Fort Carson tego miesiąca było bardzo ponure. Lekki wiatr, ciągłe opady deszczu, powodowały, że większość ludzi siedziało w domu. Można było dostrzec na ulicach ludzi w różnych garniturach, różnego fasonu i koloru, z parasolkami, którzy gdzieś się śpieszyli. Deszcz obijał się o stary bruk ulicy na której stał dom rodziny Capone. Rodzina Capone, była jedną z nielicznych rodzin, która próbowała nie mieszać się w kryminalne sprawy, a wszystkie napady na banki i strzelaniny na części miasta, w której rodzina Capone żyła omijać szerokim łukiem.

Dom Capone, 12 Lutego 1969

Na mrocznej ulicy rozświetlonej kilkoma lampami, było widać kilka domów mieszkalnych, pomiędzy którymi stało też kilka większych domów jednorodzinnych. Przenieśmy się wzdłuż ulicy i spójrzmy na prawą stronę na duży ceglany budynek z numerem 149.

Przy dużym drewnianym stole, w małym oświetlonym pokoju, siedzi rodzina Capone. Głowa rodziny Pan Sergio Capone, Pani domu Selena Capone, która oczekuje nowe dziecko i chorującego na serce ich syna Vito Capone.
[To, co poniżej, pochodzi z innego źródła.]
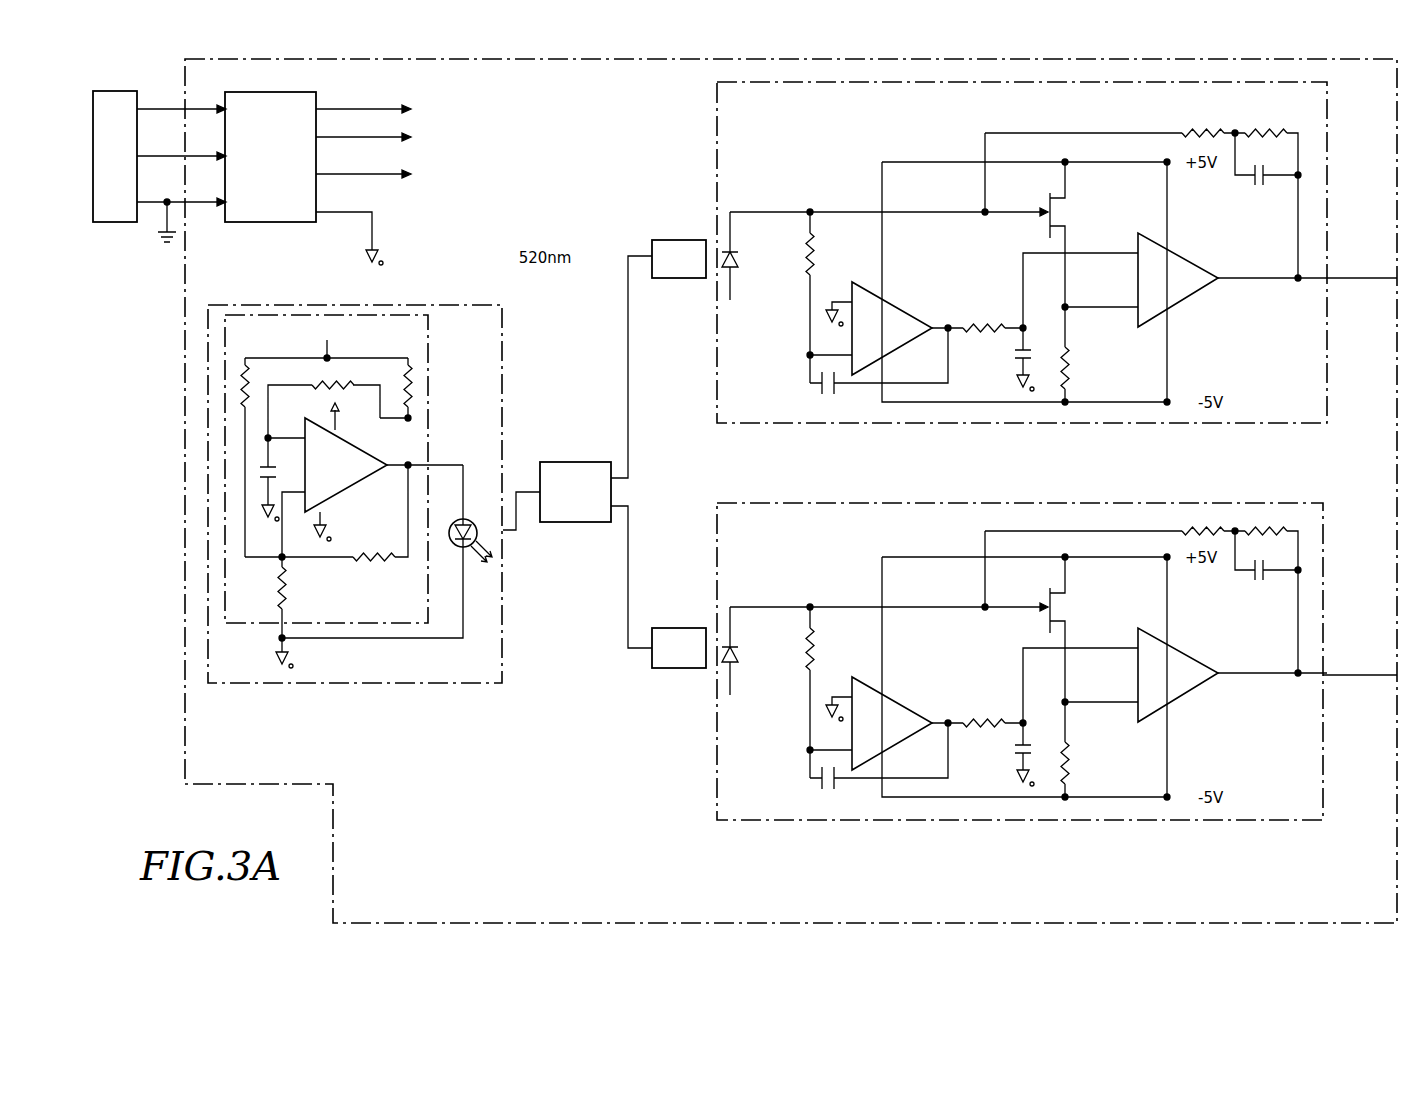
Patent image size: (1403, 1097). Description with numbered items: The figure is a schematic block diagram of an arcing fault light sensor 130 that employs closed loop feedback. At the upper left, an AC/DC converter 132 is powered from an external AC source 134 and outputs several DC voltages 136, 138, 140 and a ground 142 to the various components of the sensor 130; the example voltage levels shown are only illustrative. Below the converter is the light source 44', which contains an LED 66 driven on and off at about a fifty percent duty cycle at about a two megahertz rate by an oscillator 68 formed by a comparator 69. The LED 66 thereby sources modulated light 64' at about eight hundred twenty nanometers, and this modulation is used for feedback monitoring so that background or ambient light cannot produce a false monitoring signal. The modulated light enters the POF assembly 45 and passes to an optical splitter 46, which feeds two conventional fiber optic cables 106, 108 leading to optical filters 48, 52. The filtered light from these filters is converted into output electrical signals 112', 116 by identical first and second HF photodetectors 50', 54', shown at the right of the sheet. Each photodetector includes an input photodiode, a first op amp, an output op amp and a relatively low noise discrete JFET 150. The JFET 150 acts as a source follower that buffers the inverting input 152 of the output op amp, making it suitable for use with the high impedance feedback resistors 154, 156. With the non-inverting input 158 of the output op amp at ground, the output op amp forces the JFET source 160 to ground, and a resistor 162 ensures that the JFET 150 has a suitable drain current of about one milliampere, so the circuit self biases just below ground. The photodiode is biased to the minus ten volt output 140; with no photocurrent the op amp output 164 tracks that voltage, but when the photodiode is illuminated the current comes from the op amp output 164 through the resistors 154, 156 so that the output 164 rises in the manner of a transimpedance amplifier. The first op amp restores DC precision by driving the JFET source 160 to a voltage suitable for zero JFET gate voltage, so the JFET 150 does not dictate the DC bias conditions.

The arcing fault light sensor 130 is at (184, 484).
The external AC source 134 is at (110, 223).
The AC/DC converter 132 is at (253, 223).
The DC voltage 136 is at (330, 108).
The DC voltage 138 is at (330, 136).
The DC voltage 140 is at (330, 173).
The ground 142 is at (330, 211).
The light source 44' is at (355, 532).
The oscillator 68 is at (429, 376).
The comparator 69 is at (362, 477).
The LED 66 is at (468, 520).
The modulated light 64' is at (479, 572).
The POF assembly 45 is at (529, 510).
The optical splitter 46 is at (574, 460).
The optical filter 48 is at (662, 238).
The optical filter 52 is at (664, 669).
The fiber optic cable 106 is at (628, 357).
The fiber optic cable 108 is at (628, 622).
The first HF photodetector 50' is at (1022, 277).
The second HF photodetector 54' is at (1020, 687).
The JFET 150 is at (1048, 197).
The JFET source 160 is at (1054, 241).
The non-inverting input 158 is at (1136, 252).
The inverting input 152 is at (1136, 309).
The resistor 162 is at (1070, 377).
The feedback resistor 156 is at (1190, 131).
The feedback resistor 154 is at (1272, 131).
The op amp output 164 is at (1270, 277).
The output electrical signal 112' is at (1362, 246).
The output electrical signal 116 is at (1355, 677).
Rodzina spożywa razem kolację, słuchają cicho muzyki z gramofonu, którego zagłusza jak co dzień stukot kropli deszczu po szybach.
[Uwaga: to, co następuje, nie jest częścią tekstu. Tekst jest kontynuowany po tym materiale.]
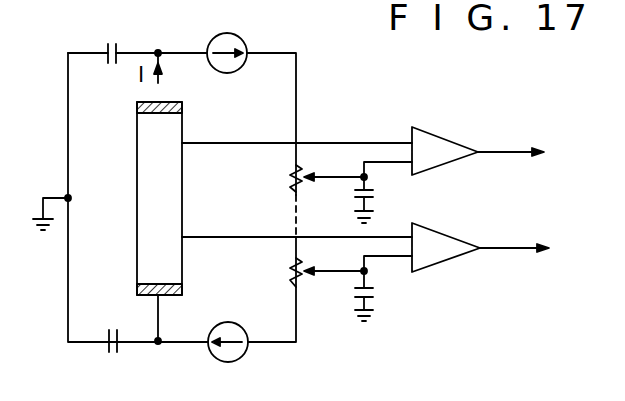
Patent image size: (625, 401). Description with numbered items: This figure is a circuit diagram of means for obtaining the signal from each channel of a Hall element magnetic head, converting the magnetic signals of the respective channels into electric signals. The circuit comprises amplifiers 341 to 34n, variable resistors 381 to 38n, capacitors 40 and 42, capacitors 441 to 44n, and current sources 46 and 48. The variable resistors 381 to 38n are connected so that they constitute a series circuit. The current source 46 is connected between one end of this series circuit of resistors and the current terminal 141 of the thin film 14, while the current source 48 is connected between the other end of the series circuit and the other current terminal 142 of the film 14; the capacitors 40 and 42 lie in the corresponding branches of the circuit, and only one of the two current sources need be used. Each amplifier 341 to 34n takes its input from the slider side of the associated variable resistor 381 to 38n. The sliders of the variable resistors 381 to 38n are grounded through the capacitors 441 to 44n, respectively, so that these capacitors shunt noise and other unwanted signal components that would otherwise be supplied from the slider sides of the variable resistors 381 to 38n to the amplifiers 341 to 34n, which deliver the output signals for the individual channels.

The thin film 14 is at (146, 201).
The current terminal 141 is at (175, 102).
The current terminal 142 is at (176, 295).
The capacitor 40 is at (108, 43).
The capacitor 42 is at (121, 348).
The current source 46 is at (242, 67).
The current source 48 is at (243, 356).
The variable resistor 381 is at (288, 178).
The variable resistor 38n is at (288, 284).
The capacitor 441 is at (376, 193).
The capacitor 44n is at (376, 294).
The amplifier 341 is at (450, 137).
The amplifier 34n is at (450, 232).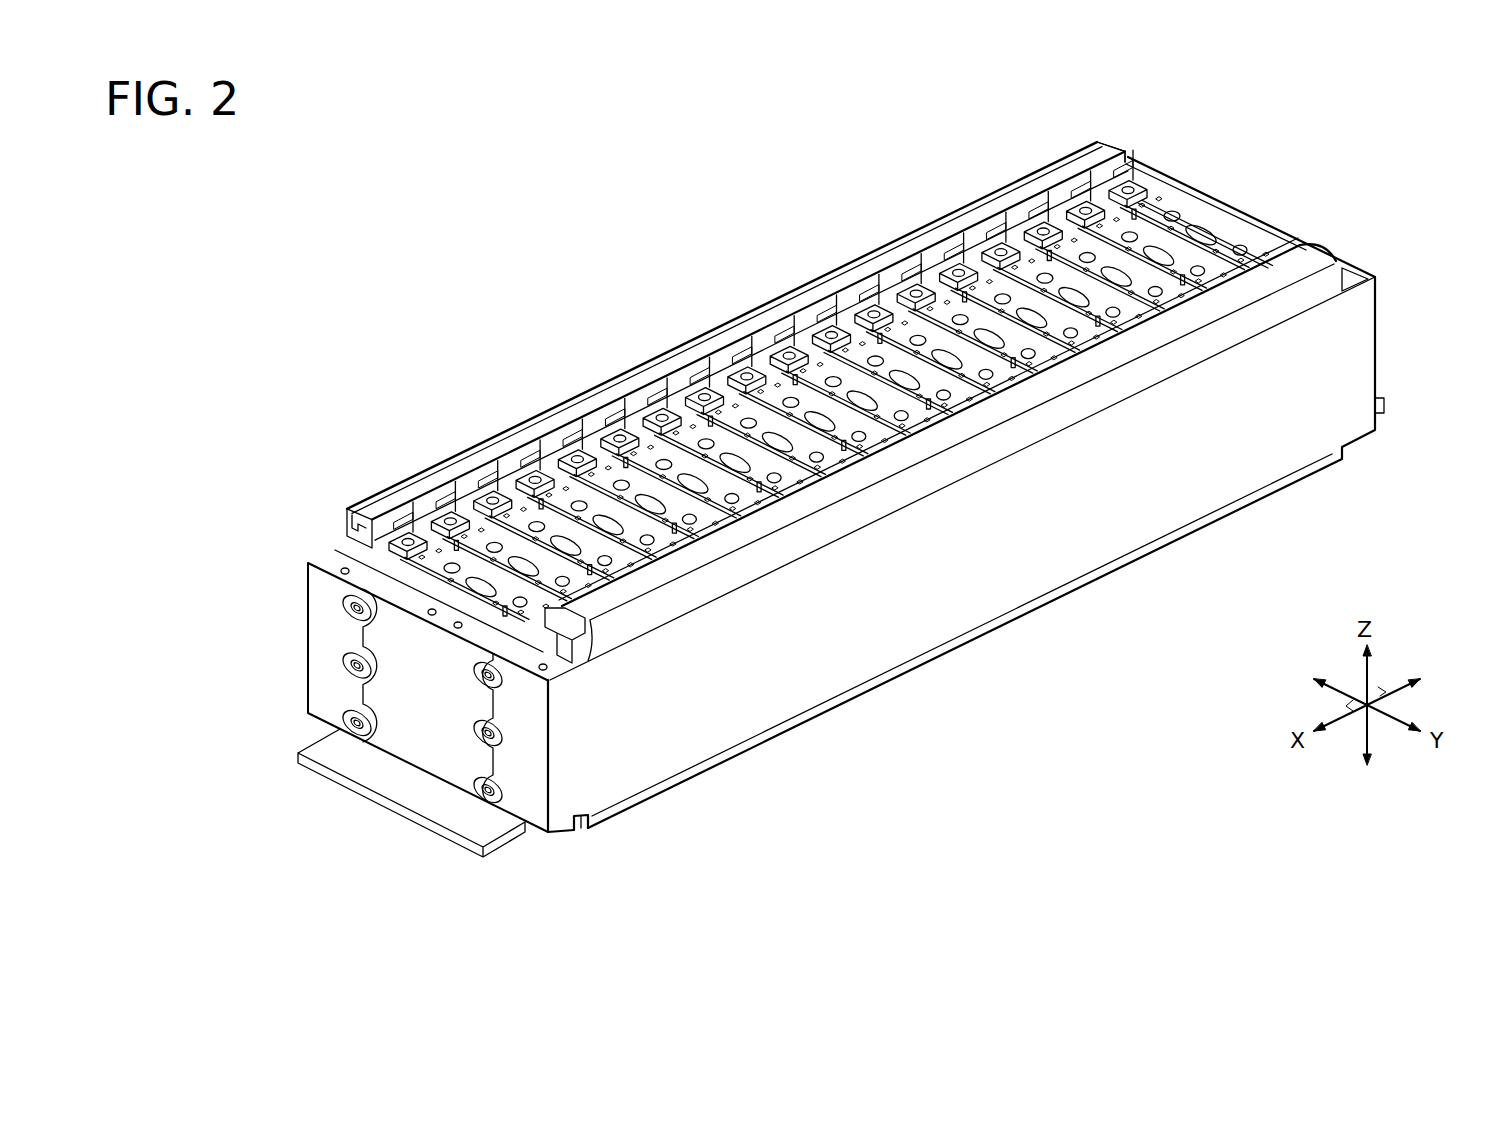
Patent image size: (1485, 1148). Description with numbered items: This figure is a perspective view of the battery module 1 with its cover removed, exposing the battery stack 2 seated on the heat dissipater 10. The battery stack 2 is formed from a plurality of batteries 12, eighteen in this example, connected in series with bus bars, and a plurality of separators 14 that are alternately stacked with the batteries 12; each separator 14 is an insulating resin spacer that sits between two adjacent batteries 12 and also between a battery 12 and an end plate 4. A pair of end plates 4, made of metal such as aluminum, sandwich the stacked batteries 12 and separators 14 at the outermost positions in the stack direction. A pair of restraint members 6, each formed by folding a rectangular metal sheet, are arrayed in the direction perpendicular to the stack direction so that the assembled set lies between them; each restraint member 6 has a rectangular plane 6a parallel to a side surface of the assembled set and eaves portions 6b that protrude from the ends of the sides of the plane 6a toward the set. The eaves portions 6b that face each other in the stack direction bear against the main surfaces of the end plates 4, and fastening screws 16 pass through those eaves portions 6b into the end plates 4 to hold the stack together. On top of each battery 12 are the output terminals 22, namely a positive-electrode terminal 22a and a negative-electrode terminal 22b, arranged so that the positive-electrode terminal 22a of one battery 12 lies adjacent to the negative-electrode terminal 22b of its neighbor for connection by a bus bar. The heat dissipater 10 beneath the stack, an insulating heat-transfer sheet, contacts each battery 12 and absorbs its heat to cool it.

The battery module 1 is at (983, 803).
The battery stack 2 is at (1404, 354).
The end plate 4 is at (427, 750).
The restraint member 6 is at (1307, 440).
The plane 6a is at (702, 742).
The eaves portion 6b is at (547, 836).
The heat dissipater 10 is at (453, 832).
The battery 12 is at (1173, 213).
The separator 14 is at (1128, 158).
The fastening screw 16 is at (495, 798).
The output terminal 22 is at (704, 345).
The positive-electrode terminal 22a is at (400, 527).
The negative-electrode terminal 22b is at (443, 522).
- Selena, gdzie jest moje cygaro?! – Krzyknął Sergio
- Mówiłam Ci już, że na razie nie ma pieniędzy na Twój nałóg, a ja nie będę kupowała Ci co dzień nowej papierośnicy z 5 zasranymi cygarami, jak je wypalisz w niecałe 12 godzin.
- To nie moja wina! – Zaprzeczył.

W tej chwili Selena dostała lekkich drgawek, spojrzała pod stół łapiąc się za stół mówiąc:
- Sergio, chyba odeszły mi wody…

- Słodki Jezu! – Powiedział donośnym głosem Sergio, biorąc żonę i delikatnie kładąc ją na starym dywanie obok stołu.

- Vito przynieś szybko ręcznik, kocyk cokolwiek! Będziesz miał brata!
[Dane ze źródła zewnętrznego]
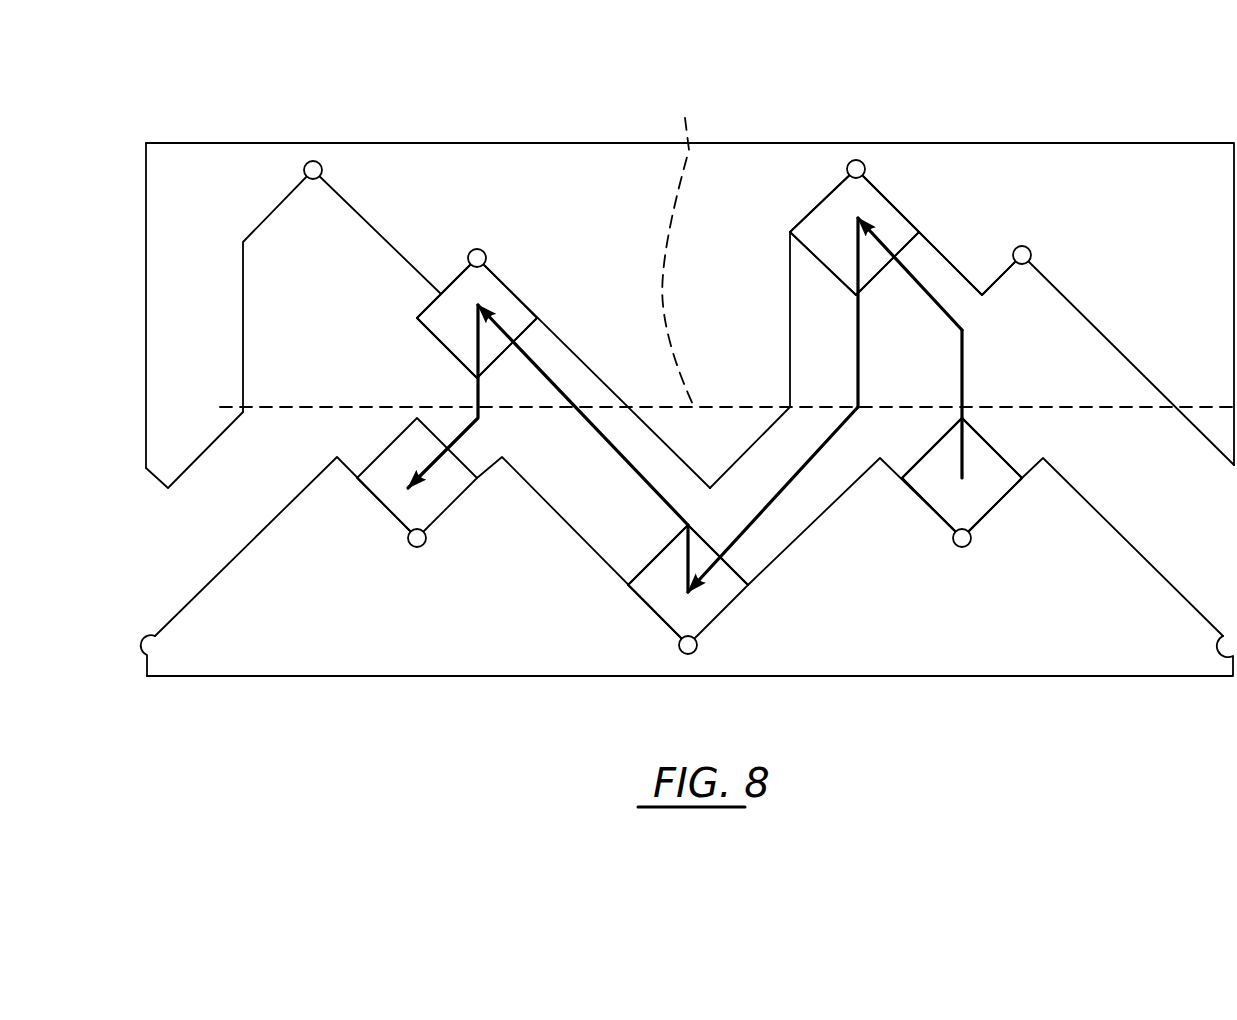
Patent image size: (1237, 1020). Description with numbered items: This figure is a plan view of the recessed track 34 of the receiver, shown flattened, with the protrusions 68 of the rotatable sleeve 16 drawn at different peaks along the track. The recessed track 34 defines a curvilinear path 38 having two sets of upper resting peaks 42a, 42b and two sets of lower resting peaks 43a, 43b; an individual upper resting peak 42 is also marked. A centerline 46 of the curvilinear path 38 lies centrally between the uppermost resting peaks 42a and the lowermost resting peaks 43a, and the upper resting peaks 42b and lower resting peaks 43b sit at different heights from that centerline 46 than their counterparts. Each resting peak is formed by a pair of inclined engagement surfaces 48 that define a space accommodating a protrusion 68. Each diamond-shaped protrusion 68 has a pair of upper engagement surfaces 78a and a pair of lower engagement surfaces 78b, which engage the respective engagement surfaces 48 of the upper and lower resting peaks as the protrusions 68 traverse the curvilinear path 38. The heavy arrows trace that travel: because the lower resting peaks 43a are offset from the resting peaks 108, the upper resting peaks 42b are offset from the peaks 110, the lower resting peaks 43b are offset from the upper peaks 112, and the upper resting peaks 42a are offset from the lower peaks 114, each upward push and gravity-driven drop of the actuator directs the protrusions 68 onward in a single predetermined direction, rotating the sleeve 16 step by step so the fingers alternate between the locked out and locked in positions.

The sleeve 16 is at (390, 141).
The recessed track 34 is at (297, 243).
The curvilinear path 38 is at (942, 268).
The hinge pin 42 is at (313, 159).
The upper resting peaks 42a is at (857, 158).
The upper resting peaks 42b is at (476, 247).
The lower resting peaks 43a is at (700, 654).
The lower resting peaks 43b is at (421, 551).
The centerline 46 is at (679, 246).
The inclined engagement surfaces 48 is at (923, 243).
The protrusions 68 is at (493, 292).
The upper engagement surfaces 78a is at (942, 437).
The lower engagement surfaces 78b is at (917, 498).
The resting peaks 108 is at (167, 470).
The peaks 110 is at (513, 458).
The upper peaks 112 is at (441, 290).
The lower peaks 114 is at (326, 457).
Przerażony a jednocześnie uradowany ojciec, będzie zaraz odbierał syna w ich własnym domu!
Po kilku minutach Vito wrócił z kocykiem i podał go ojcu.
- Kochanie przyj, będzie dobrze, będziemy mieli piękne dziecko – Pociesza Selenę Sergio poklepując ją po ramieniu.

Kobieta właśnie zaczęła rodzić, Sergio odebrał małego wyłaniającego się człowieczka, chwycił go i podniósł w górę mówiąc:
- Witamy nowego członka rodziny! Nazwiemy Cię Carlos!


Przedmieścia Fort Carson, 23 Sierpnia 1981

Przedmieścia Fort Carson, nigdy nie były ponure. Mijający się ludzie zawsze dokądś zmierzający,
samochód za samochodem, i wakacyjne słońce, które biło ciepłem i kolorem z góry na przedmieścia.
Carlos przez całe dzieciństwo spędził w domu. Mama go wychowywała, uczyła go. Nie miała zamiaru wysłać go do przedszkola, ponieważ nie miała pieniędzy a dwa, że ulica, na której rodzina Capone mieszkała była zbyt niebezpieczna. Carlos chodzi do szkoły, jest inteligenty na swój wiek, ale jednak przyjaciele odciągają go od szkoły.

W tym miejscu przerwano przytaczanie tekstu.